Arbitration agreements

What are the formal requirements for an enforceable arbitration agreement?

Under the Arbitration Acts, an arbitration agreement must exist in writing. However, a broad understanding of ‘writing’ is taken to include: electronic communications; any record of the agreement irrespective of whether it was concluded orally; or the exchange of statements of claim and defence in which the existence of an agreement is alleged by one party and not denied by the other.

Arbitral procedure

Does the domestic law contain substantive requirements for the procedure to be followed?

The parties are free to agree on the procedure to be followed by the arbitral tribunal in conducting the proceedings. Of course, this is subject to the overriding duty imposed to treat the parties equally, and provide them with a reasonable opportunity to present their case.


When and in what form must the award be delivered?

Domestic arbitration law imposes no time limits on the delivery of an award.

The parties can, however, agree to this, and many arbitral institutions also contain such limits.


On what grounds can an award be appealed to the court?

An appeal from an award can be made on a question of law only if the parties agree that an appeal can be brought, and the court grants leave. The court, however, must not grant leave unless the following four conditions are satisfied:

  • the determination of the question will substantially affect the rights of a party;
  • the question is one that the tribunal was asked to determine;
  • the decision of the tribunal is either obviously wrong, or is of general public importance and the decision is at least open to serious doubt; and
  • that despite the arbitration agreement of the parties, it is just and proper for the court to determine the question.

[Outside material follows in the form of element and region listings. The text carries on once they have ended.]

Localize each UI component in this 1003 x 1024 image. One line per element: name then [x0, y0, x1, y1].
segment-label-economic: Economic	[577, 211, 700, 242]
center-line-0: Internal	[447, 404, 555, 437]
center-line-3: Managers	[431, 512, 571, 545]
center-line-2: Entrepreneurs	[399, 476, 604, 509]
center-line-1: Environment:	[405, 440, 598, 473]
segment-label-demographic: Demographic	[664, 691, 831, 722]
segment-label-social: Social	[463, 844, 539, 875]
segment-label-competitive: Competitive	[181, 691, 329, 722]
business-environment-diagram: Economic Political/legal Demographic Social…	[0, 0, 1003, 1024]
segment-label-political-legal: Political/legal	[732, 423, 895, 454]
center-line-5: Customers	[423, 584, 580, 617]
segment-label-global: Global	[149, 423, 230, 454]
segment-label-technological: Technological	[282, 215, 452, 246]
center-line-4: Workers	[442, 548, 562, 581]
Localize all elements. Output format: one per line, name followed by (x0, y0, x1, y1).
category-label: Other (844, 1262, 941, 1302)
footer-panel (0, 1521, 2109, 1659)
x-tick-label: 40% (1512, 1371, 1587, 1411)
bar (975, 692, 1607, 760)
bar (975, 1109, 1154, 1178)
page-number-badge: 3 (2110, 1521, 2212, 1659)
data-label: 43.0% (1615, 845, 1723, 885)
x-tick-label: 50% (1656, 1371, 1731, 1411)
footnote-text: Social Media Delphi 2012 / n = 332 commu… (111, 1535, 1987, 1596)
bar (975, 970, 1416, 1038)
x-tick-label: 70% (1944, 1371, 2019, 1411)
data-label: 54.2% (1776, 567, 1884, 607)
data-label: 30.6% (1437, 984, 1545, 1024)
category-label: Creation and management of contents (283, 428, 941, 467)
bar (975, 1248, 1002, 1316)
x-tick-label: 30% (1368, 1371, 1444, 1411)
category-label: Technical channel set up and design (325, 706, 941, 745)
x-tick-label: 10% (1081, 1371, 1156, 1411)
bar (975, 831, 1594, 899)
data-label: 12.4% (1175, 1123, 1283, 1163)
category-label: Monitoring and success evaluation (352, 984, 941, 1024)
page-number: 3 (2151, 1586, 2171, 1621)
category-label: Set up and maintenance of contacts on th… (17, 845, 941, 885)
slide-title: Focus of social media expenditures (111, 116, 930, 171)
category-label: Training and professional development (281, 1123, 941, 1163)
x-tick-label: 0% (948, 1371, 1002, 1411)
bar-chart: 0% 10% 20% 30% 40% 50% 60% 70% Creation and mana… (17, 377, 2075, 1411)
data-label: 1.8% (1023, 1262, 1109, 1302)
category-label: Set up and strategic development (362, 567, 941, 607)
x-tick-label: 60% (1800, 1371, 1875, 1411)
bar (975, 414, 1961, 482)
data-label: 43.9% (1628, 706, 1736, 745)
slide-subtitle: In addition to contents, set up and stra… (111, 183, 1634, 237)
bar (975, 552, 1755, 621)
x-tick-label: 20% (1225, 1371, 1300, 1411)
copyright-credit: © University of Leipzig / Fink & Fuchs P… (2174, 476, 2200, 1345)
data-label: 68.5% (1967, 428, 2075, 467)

An appeal must be brought within three months.

After an appeal is heard by the court, a party can bring a further appeal as against that court’s judgment. Importantly, however, this is no longer an appeal against the award itself, but rather an appeal against the lower court’s judgment.


What procedures exist for enforcement of foreign and domestic awards?

With regard to domestic awards, an arbitral award is to be recognised as binding and, upon application to the court, can be enforced. The only exception to this is if the opposing party can convince the court that it should not recognise or enforce the award on the grounds found in section 36 (which mirror the grounds found in the Model Law and the New York Convention).

With regard to foreign awards, section 8 of the International Arbitration Act has the same effect as that described above for domestic awards. The courts do not have discretion to determine whether to recognise and enforce the award, but must do so unless one of the limited grounds provided are satisfied. This reflects the pro-arbitration stance of Australian arbitration law.